Il cinema di Mizoguchi è insieme realistico e fantastico. Come in Goya, le luci variano in maniera non realistica, quasi da rendere impossibile stabilire da dove provenga la fonte luminosa. […] La sua è una purezza semplice, il cui motore è l’emozione: donne umiliate, prostituite… E’ stato il regista delle donne, che faceva splendidi ritratti femminili di donne in fuga o vendute. La sorpresa e l’invenzione sono costanti del suo cinema.
Jacques Doillon

Tutta Parigi deve correre a vedere questo film: quelli che amano il cinema e quelli che se ne infischiano, quelli che s’interessano al Giappone e quelli che non se ne curano. Come tutte le grandi opere, fa saltare le barriere dei generi e le frontiere delle nazioni. Non si può immaginare migliore ambasciatrice della cultura nipponica di questa storia tratta da leggende medievali e di cui i sottotitoli ci permettono di apprezzare la straordinaria poesia. Avrete la rivelazione di un mondo in apparenza molto diverso dal nostro ma, nel profondo, del tutto simile. Toccherete con mano quel fondo comune di umanità, quel crogiolo da cui sono usciti tanto l’Odissea quanto il ciclo della Tavola Rotonda, con cui I RACCONTI DELLA LUNA PALLIDA D’AGOSTO presenta sconcertanti analogie.

Se amate i film giapponesi, andate a vedere questo: è il più bello. Se quelli finora giunti sui nostri schermi vi hanno deluso, ecco l’occasione di rifarvi. Senza dubbio Kenji Mizoguchi (…) è stato il più grande cineasta del suo Paese. Ha saputo praticare con rigore un’arte nata in altri luoghi e di cui i suoi compatrioti non sempre si erano serviti al meglio. E tuttavia non si trova in lui alcuna volontà servile di copiare l’Occidente. La sua concezione dell’inquadratura, della recitazione, del ritmo, della composizione, del tempo e dello spazio è del tutto nazionale, ma egli ci tocca allo stesso modo in cui hanno potuto toccarci Murnau, Ophüls e Rossellini. Per il regista, come per il poeta, non c’è che un solo grande tema: l’idea dell’unità nascosta sotto la diversità delle apparenze, ovvero, in termini drammatici, la ricerca esaltante e ingannatrice di un paradiso in cui “tutto è lusso, calma e piacere”. E tale motivo è in questo film il cuore stesso della fabula, che ci mostra i miraggi di cui sono vittime due contadini, tentati, l’uno, come Don Chisciotte, dal demone della guerra, l’altro, come Lancillotto, da quello dei sensi. Ma l’idea tradotta in immagini non ha nulla di astratto e, in questo caso, è evidente la superiorità del Giapponese su noi, uomini occidentali, incapaci di visualizzare sullo schermo il fantastico.
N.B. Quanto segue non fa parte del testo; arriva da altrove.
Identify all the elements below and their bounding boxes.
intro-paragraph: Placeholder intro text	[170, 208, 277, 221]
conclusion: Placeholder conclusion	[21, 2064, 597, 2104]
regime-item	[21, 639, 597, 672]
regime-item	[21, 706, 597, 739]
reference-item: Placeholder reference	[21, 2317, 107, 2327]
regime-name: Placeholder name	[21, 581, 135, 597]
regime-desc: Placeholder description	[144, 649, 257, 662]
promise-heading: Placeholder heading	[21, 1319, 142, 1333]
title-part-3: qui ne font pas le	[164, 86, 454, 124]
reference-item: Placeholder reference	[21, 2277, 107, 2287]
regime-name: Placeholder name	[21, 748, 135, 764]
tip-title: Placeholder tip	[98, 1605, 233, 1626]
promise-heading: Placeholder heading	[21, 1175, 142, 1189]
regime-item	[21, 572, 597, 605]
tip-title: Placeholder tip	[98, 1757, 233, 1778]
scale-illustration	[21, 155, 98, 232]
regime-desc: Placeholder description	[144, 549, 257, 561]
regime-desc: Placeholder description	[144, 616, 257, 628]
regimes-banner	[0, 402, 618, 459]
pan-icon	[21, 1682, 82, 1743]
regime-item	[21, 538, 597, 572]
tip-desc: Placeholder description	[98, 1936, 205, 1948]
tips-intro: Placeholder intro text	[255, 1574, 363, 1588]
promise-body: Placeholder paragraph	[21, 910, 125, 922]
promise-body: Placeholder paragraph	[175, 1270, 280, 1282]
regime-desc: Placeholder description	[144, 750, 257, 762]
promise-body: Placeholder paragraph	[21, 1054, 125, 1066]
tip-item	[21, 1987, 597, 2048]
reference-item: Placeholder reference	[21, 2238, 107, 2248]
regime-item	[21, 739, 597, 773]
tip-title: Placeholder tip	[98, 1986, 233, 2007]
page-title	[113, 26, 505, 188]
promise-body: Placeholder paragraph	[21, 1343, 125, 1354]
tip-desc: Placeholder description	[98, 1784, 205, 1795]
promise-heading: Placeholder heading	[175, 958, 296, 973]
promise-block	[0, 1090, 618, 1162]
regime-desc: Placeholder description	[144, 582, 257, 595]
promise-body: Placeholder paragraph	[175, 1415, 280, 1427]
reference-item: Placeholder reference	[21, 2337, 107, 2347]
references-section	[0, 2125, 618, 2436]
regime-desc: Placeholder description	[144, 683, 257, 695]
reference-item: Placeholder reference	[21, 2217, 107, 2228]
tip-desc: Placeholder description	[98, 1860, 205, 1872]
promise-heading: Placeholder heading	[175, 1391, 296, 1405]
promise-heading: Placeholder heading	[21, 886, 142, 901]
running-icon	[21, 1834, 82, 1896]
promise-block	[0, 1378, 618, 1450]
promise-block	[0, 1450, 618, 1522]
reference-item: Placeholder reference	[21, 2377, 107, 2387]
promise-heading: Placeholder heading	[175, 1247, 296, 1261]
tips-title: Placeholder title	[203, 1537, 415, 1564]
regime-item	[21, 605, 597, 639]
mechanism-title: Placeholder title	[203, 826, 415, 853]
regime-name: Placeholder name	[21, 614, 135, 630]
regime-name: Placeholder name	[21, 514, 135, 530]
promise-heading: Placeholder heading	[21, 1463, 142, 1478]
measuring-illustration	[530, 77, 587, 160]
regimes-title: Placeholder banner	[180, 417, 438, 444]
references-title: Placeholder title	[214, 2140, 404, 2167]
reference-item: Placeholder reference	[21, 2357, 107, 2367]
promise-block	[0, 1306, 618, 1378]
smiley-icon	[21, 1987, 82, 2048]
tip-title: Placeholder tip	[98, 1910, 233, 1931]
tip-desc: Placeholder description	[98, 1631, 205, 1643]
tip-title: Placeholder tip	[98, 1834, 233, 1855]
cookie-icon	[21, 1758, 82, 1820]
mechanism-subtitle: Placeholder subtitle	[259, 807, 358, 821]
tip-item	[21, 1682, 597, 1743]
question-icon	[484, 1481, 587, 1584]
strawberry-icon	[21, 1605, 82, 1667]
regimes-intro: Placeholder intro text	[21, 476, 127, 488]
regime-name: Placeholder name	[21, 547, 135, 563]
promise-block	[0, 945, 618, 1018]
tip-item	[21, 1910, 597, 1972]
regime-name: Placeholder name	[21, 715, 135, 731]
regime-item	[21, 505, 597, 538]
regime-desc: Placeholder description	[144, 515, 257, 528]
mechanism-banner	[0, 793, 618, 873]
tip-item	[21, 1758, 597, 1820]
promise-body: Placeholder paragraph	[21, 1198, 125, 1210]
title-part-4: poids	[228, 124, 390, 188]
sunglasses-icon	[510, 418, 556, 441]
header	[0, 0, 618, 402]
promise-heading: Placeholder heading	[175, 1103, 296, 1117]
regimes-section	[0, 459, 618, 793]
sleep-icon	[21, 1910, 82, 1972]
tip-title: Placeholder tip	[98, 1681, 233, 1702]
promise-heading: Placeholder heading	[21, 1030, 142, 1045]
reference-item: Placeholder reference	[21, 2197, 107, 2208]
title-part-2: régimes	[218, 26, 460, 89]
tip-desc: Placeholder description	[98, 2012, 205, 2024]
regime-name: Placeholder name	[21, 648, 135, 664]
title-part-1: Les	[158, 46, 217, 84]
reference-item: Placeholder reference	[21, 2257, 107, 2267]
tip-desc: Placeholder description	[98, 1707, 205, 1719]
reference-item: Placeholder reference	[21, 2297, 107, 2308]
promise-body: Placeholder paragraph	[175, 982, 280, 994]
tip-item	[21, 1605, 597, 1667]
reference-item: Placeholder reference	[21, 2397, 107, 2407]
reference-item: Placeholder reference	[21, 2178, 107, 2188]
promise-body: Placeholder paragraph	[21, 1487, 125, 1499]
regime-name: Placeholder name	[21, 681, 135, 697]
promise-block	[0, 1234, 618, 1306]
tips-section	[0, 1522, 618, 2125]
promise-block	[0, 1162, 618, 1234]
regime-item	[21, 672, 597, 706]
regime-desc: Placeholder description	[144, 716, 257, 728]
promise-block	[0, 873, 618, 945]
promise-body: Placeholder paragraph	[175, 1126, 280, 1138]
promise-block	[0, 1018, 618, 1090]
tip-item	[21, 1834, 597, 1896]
I nostri film in costume puzzano di mascherata, i nostri film fantastici di trucco. Questo film, no. L’eleganza di scrittura del film, la raffinatezza di tutti i suoi dettagli sono per noi ricche d’infiniti insegnamenti. Ma tranquillizzatevi, non pretendo di mandarvi a vederlo come se fossimo a scuola. I RACCONTI DELLA LUNA PALLIDA D’AGOSTO ha, oltre a tutto il resto, una qualità di cui avreste potuto dubitare, leggendo il mio ditirambo. È un film vivo, appassionante, lieto, facile, di volta in volta emozionante e ricco di humour. Non c’è quel carattere solenne, astruso, tipico dei capolavori. Nessun accento ieratico, nessuna lentezza da Estremo Oriente. Sarete al contrario sorpresi, quasi delusi, di vedere apparire così in fretta sullo schermo la parola FINE.